A GPS-reflections receiver that computes Doppler/delay maps in real time

This paper describes a new instrument that was specially designed and developed to gather global positioning system (GPS) signals after they have been reflected from suitable surfaces (sea, ice, and ground), for Earth remote sensing. The device has been called the GPS open-loop differential real-time receiver (GOLD-RTR). Its main and most innovative feature is its computation and storage, in real time, of complex-valued (I and Q) cross correlations (waveforms) between GPS L1-C/A signals-received directly and after reflection-and the corresponding models of these signals.
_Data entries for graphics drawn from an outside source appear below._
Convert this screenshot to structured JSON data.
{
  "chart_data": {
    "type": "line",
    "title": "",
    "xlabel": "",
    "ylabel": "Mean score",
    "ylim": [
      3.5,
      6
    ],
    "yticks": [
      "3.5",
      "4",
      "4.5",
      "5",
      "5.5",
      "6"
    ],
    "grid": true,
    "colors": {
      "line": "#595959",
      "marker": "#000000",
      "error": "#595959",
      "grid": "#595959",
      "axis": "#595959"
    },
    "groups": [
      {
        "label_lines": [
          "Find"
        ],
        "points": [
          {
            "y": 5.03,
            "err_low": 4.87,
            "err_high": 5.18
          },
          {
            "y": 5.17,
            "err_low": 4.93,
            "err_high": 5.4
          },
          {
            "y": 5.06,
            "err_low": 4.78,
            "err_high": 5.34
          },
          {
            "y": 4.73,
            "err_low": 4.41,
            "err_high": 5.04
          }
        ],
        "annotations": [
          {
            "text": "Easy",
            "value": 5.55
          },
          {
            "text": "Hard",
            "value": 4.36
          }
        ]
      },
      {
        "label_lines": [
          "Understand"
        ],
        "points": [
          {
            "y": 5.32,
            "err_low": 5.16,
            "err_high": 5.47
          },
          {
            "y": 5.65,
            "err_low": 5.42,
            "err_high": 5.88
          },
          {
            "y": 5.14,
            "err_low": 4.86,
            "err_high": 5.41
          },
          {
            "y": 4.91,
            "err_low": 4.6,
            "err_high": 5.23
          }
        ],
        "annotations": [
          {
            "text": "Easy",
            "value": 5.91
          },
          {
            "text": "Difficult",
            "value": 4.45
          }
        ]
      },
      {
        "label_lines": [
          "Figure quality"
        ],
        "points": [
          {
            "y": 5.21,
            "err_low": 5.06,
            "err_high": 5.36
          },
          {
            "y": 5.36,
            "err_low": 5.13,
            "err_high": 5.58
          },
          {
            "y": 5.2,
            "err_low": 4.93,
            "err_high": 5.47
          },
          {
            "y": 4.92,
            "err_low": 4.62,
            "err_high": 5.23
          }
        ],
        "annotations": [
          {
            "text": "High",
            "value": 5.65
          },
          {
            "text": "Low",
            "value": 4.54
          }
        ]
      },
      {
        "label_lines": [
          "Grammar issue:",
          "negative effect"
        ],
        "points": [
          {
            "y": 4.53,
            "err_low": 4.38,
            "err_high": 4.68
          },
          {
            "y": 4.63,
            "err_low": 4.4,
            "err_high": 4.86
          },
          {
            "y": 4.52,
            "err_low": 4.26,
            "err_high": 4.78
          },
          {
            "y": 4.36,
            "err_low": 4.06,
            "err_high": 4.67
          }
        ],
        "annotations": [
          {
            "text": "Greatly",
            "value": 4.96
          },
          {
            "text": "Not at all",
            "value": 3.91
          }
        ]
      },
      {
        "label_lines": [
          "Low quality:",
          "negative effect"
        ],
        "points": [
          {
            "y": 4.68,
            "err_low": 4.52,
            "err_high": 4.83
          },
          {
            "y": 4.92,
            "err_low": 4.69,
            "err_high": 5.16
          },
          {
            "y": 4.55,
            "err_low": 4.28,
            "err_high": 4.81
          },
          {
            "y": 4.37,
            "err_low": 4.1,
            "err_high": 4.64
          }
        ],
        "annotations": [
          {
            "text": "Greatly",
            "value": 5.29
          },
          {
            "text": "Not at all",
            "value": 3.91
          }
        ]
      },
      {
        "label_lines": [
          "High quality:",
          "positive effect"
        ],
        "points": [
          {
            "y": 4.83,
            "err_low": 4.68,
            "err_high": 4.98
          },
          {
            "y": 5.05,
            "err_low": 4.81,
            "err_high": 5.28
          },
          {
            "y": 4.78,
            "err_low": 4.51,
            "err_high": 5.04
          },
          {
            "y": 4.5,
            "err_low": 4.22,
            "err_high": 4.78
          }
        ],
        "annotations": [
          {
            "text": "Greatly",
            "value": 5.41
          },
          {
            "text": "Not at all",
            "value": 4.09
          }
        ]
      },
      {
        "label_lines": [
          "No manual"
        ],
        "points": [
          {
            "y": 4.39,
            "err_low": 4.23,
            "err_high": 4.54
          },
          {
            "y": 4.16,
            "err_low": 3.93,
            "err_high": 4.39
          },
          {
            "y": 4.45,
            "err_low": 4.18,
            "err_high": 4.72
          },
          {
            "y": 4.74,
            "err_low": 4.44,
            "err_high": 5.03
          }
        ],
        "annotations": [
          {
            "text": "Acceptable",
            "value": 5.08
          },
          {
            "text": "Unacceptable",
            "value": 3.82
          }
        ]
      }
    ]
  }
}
Particularly, the GOLD-RTR schedules consecutive coherent integration time slots of 1 ms over which ten parallel correlation channels, with 64 lags each, work simultaneously and continuously with the input raw data sampled at 40 MHz. The total throughput is 10 000 waveforms per second, each waveform being 64 lags long. These real-time correlation resources can be flexibly distributed in several configurations according to the observational requirements, for instance: Doppler/delay maps or up to ten simultaneous reflected waveforms for ten different GPS satellites are examples of what can be done. The further processing of the real-time computed 1-ms waveforms in a flight campaign over the ocean, ice, or ground can be used to obtain geophysical parameters such as sea level and tides, sea surface mean-square slopes, ice roughness and thickness, soil moisture and biomass, or future applications. This paper covers the GOLD-RTR architecture and hardware, signal processing and data storage issues, machine-user interface, laboratory readiness tests, and waveform data samples from the first two jet aircraft campaigns at 9300 in over the sea.